It’s been an intense spring, one marked by necessary cuts. Some are exciting and liberating and others are more raw, but all are ultimately for the better.

Like many of you, I suspect, I often write and blog to process, to work through decisions and reflect on experiences that have already happened. A couple of months ago, when I wrote this post that started as a rumination on the writing and editing process, it really did begin with writing itself, and slowly stretched to ideas about living with illness. Still, it was primarily retrospective.

But I thought about the idea of “necessary cuts” constantly after I posted, and a couple days later, I had a life-altering epiphany. The writing informed the decision, not vice versa.

We should sell our house and move.

A few weeks after that moment of clarity, our house was thoroughly scrubbed, streamlined, and staged, and went on the market. We scoured neighborhoods in new places, comparing schools and commutes and spaces, and driving by listings. Just a couple of weeks later, our house was under agreement, and a few weeks after that, we signed an offer on a house in a much different place.

For the past four and a half years this has been a wonderful home. It’s got character and a good layout, and is in an active area with many urban amenities: public transit, coffee shops and restaurants and playgrounds in walking distance, proximity to highways and hospitals and so much else. Yet many of the things that were attractive to us then don’t necessarily reflect our reality now. Just as suddenly as we fell in love with this place (and it was immediate—we weren’t even looking for a new house), we knew it was time to move on.

For the first time since I was eighteen, I can see myself living somewhere where espresso, Thai food, and the subway are not within steps of my door. There are many reasons to leave that make sense to us, just as there were many reasons to live here when we bought it. But this house, as much as we love it, and the lifestyle this house represents, simply aren’t the right fit for us anymore.

It’s a necessary cut, indeed.

We held our breath a lot in this house, and did a lot of hedging. We were drawn in by the spacious, quirky bedrooms, eyeing the sunny front bedroom as a possible nursery someday, yet in the same breath we told the then-sellers to take their swing set with them because we knew there was a real chance we’d never have a child to push on those swings.
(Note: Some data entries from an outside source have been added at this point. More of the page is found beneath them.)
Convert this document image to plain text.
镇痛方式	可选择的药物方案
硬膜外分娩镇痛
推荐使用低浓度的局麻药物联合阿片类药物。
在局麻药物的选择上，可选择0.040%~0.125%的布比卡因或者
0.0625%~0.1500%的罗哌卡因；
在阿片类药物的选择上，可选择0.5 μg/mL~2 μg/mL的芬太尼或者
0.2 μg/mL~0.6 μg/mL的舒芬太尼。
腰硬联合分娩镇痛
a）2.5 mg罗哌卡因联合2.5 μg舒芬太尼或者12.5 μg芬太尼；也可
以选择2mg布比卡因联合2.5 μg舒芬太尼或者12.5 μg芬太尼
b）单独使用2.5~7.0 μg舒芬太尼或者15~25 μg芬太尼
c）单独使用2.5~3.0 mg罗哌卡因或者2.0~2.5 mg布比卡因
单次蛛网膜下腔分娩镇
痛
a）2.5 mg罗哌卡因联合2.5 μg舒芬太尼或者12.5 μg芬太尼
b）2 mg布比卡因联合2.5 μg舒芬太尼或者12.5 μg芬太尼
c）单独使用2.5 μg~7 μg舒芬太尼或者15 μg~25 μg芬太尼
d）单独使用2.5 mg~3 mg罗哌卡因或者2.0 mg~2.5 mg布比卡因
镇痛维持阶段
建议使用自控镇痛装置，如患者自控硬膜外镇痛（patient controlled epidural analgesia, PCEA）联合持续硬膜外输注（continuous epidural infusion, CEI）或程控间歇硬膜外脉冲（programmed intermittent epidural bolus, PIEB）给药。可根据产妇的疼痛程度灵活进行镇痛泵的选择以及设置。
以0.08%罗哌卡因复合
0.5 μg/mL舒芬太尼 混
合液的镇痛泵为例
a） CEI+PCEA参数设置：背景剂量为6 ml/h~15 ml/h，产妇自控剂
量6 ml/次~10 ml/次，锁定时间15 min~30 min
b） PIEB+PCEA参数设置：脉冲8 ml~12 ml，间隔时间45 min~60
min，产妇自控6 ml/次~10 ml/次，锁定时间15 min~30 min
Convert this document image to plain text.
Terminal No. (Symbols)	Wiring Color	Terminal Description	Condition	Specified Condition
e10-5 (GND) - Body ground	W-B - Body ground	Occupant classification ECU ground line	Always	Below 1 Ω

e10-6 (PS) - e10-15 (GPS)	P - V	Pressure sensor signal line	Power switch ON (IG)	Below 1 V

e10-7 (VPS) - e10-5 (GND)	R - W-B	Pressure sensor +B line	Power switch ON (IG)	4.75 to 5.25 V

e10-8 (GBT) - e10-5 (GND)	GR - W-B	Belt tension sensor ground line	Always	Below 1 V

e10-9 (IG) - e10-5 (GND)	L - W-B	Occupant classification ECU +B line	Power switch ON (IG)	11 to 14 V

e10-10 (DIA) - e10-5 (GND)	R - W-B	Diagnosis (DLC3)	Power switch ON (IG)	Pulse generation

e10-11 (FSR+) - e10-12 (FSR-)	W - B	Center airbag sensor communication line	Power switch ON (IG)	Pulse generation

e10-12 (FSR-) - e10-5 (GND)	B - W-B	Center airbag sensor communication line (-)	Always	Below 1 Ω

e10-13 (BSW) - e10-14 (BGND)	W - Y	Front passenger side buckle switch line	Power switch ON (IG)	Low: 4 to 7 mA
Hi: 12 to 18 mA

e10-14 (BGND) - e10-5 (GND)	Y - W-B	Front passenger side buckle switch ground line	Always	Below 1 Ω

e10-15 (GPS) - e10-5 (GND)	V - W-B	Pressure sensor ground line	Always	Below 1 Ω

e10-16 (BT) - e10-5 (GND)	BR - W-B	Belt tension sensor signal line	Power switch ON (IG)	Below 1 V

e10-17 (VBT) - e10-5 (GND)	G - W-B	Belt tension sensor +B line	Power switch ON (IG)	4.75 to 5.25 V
We are living in the after, not the “if,” and we have a lot more clarity in terms of what we want, but more than that, what we need.

Beyond concrete items like the walk-in closet or the updated kitchen, there are many things I will miss about this house. It was where neighbors became friends. It was where a business was launched over tamales and margaritas with friends, and where Supper Clubs were held well into the night. It was the home where an idea for a second book took root, and where, over several years, the stack of books and articles somehow became a cohesive narrative. It was where we hosted Thanksgivings and cook-outs and sleepovers with nieces. Its closeness to Longwood Medical Area meant it served as a home base and staging ground whenever my loved ones (or me) were in the hospital (which was far too often, really. Really.)

Our bedroom is where I closed the door and cried quietly month after month (after month), and my home office is where I got the call that finally brought happy tears after so many years. The sunny front bedroom is where we painted the walls a gorgeous pale blue/aqua color because we wanted our little girl to have something other than pink, and on whose walls we stenciled the words “Dream. Hope. Believe,” scarcely believing this was in fact our reality.

The sunshine that streams through the living room window every afternoon was my constant companion during weeks of bedrest, and the hustle and bustle of cars, trucks, and neighbors connected me to the world outside those four walls. The front door was covered in balloons and Welcome Home signs when we brought our baby home from the hospital, and the hardwood floors and living room rug are where she crawled and walked for the first time.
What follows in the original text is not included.